Die Polizei schätzte die Teilnehmerzahl auf 3500, die Veranstalter der “Seebrücke Berlin” auf rund 8000. Die Organisatoren erklärten auf Facebook, es gehe ihnen darum, “ein Zeichen gegen die Abschottungspolitik der EU und für die Öffnung der Grenzen zu setzen”. In Hamburg und anderen Städten gab es ähnliche Kundgebungen.

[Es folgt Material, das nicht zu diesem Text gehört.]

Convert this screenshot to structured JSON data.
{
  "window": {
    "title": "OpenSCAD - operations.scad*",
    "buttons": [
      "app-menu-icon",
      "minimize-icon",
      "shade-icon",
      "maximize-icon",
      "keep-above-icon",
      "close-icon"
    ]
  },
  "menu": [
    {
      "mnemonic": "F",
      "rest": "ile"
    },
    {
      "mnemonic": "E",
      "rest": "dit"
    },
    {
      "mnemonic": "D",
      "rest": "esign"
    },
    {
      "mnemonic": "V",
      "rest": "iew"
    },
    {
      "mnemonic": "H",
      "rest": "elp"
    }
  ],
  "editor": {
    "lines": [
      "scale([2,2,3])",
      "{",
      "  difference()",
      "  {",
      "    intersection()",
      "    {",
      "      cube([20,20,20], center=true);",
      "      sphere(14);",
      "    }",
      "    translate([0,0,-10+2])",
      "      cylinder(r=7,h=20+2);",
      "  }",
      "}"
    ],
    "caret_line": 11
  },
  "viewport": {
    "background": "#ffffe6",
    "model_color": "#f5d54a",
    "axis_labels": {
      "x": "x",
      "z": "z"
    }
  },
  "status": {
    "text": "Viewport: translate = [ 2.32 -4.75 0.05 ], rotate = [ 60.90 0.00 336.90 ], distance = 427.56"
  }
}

Die Türkei hatte am Wochenende die Grenzen zur EU für Migranten für geöffnet erklärt. Nach Uno-Angaben harren Tausende auf der türkischen Seite der Grenze zu Griechenland aus. Griechische Sicherheitskräfte setzten mehrfach Blendgranaten und Tränengas ein, um Menschen zurückzudrängen.

Tweets in diversen Sprachen richten sich an Flüchtlinge
Bundesinnenminister Horst Seehofer (CSU) unterstützt den Kurs Griechenlands, das Migranten und Flüchtlinge an seiner Grenze stoppt. “Ich habe sehr deutlich heute in der Fraktion gesagt, dass die Grenzen Europas nicht geöffnet sind für diese Flüchtlinge aus der Türkei, und das gilt auch für unsere Grenze”, sagte Seehofer am Dienstag nach einer Sitzung der Unionsfraktion in Berlin.